Aber die Position von Apple ist grundsätzlich korrekt. Die Frage ist, was für Dateien sind da jetzt verschwunden ? Und wo sind die verschwunden ? Wenn sie auf dem iPhone verschwunden sind, wäre das völlig normal. Wenn sie auf der lokalen Festplatte verschwunden wären, wäre es tatsächlich ein Problem. Das kann ich bei DC. nicht herauslesen.

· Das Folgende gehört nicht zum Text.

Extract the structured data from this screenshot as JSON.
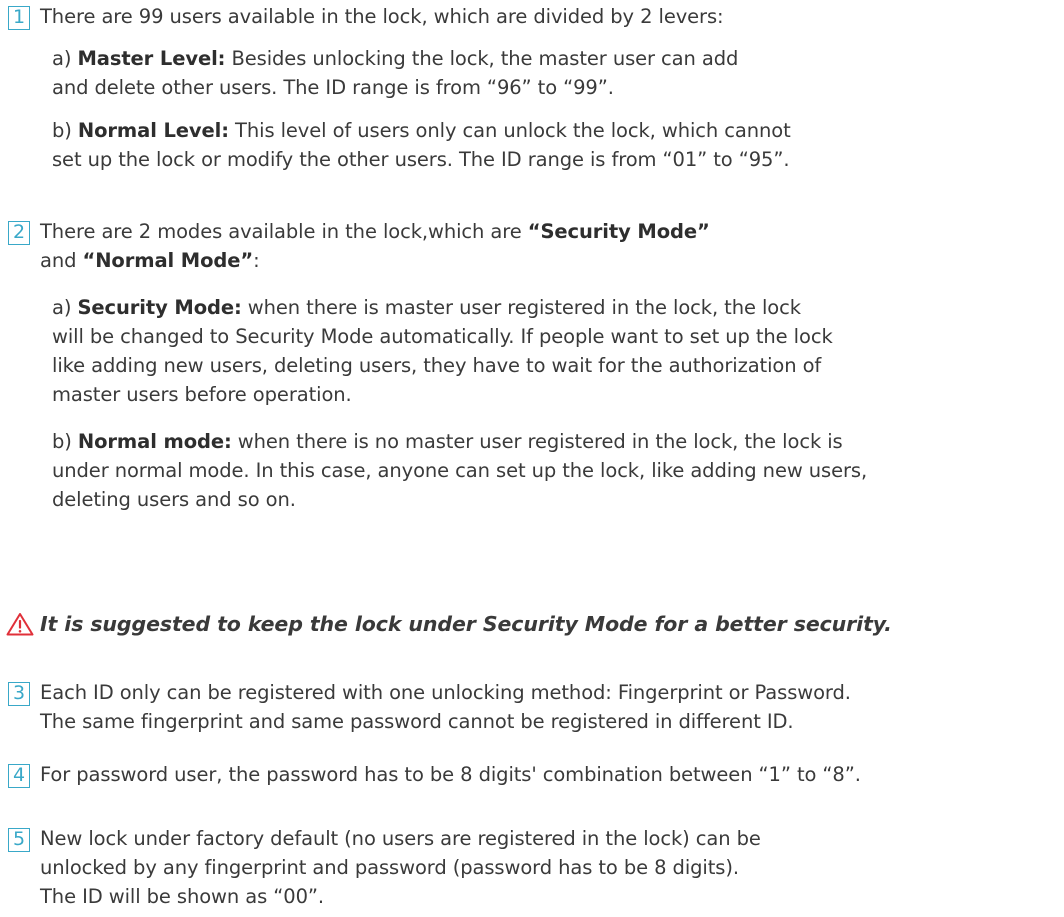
{
  "items": [
    {
      "number": "1",
      "text": "There are 99 users available in the lock, which are divided by 2 levers:",
      "sub": [
        {
          "prefix": "a) ",
          "bold": "Master Level:",
          "line1": " Besides unlocking the lock, the master user can add",
          "line2": "and delete other users. The ID range is from “96” to “99”."
        },
        {
          "prefix": "b) ",
          "bold": "Normal Level:",
          "line1": " This level of users only can unlock the lock, which cannot",
          "line2": "set up the lock or modify the other users. The ID range is from “01” to “95”."
        }
      ]
    },
    {
      "number": "2",
      "line1_text": "There are 2 modes available in the lock,which are ",
      "line1_bold": "“Security Mode”",
      "line2_prefix": "and ",
      "line2_bold": "“Normal Mode”",
      "line2_suffix": ":",
      "sub": [
        {
          "prefix": "a) ",
          "bold": "Security Mode:",
          "line1": " when there is master user registered in the lock, the lock",
          "line2": "will be changed to Security Mode automatically. If people want to set up the lock",
          "line3": "like adding new users, deleting users, they have to wait for the authorization of",
          "line4": "master users before operation."
        },
        {
          "prefix": "b) ",
          "bold": "Normal mode:",
          "line1": " when there is no master user registered in the lock, the lock is",
          "line2": "under normal mode. In this case, anyone can set up the lock, like adding new users,",
          "line3": "deleting users and so on."
        }
      ]
    },
    {
      "number": "3",
      "line1": "Each ID only can be registered with one unlocking method: Fingerprint or Password.",
      "line2": "The same fingerprint and same password cannot be registered in different ID."
    },
    {
      "number": "4",
      "line1": "For password user, the password has to be 8 digits' combination between “1” to “8”."
    },
    {
      "number": "5",
      "line1": "New lock under factory default (no users are registered in the lock) can be",
      "line2": "unlocked by any fingerprint and password (password has to be 8 digits).",
      "line3": "The ID will be shown as “00”."
    }
  ],
  "warning": {
    "icon": "warning-triangle-icon",
    "text": "It is suggested to keep the lock under Security Mode for a better security.",
    "color": "#e0303a"
  },
  "accent_color": "#39a8c8"
}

Genau solche Erfahrungsberichte sind der Grund, warum ich es nie mit Apple Music oder iTunes Match versucht habe. Ich hatte zwar mehrere kostenlose Probeabos, habe aber nie online und lokal zusammengelegt, weil niemand so genau sagen konnte, was passiert. Daher habe ich von jeher für Online-Mucke Spotify und Apple Music für meine lokale Mediathek. Letzteres wird ständig schlechter für den Anwendungszweck, weswegen ich Navidrome (Artikel von heute) recht interessant finde.
Ich habe immer eine vollständige Kopie meiner Mediathek auf einer separaten HD. Allein schon, weil Apple bei manchen Updates einfach so Sachen ändert (zB Bewertungssterne etc).
DC. hat mein vollstes Mitgefühl, ein Horrorszenario !
Interessant. Ich mache das genauso und habe deshalb auch keinerlei Probleme, zum Glück. Denn sowas ist dann schon echt ärgerlich (15 Jahre Datenpflege und dann alles weg).
Was würde denn passieren wenn man den Ordner Musik in macOS schreibgeschützt setzt?
Ich wusste gar nicht das es das noch gibt!
Ich fand das damals aber echt gut, so konnte man seine Halbseidene Musik Datenbank legalisieren. Ich hatte aus verschiedensten Quellen alles an Musik rum liegen, teilweise übelste Qualität.
Von Napster, Aufnahmen von RadioMP3 das man über Sat auf GIGA empfangen konnte und mit der dbox auslesen konnte – egal ich schweife ab.
Jedenfalls hat man dann einmal die Titel erkennen lassen, hat seine Schrumpel Versionen lokal gelöscht und alles wieder von Appel herunter geladen – fein in bester Quali und ganz legal.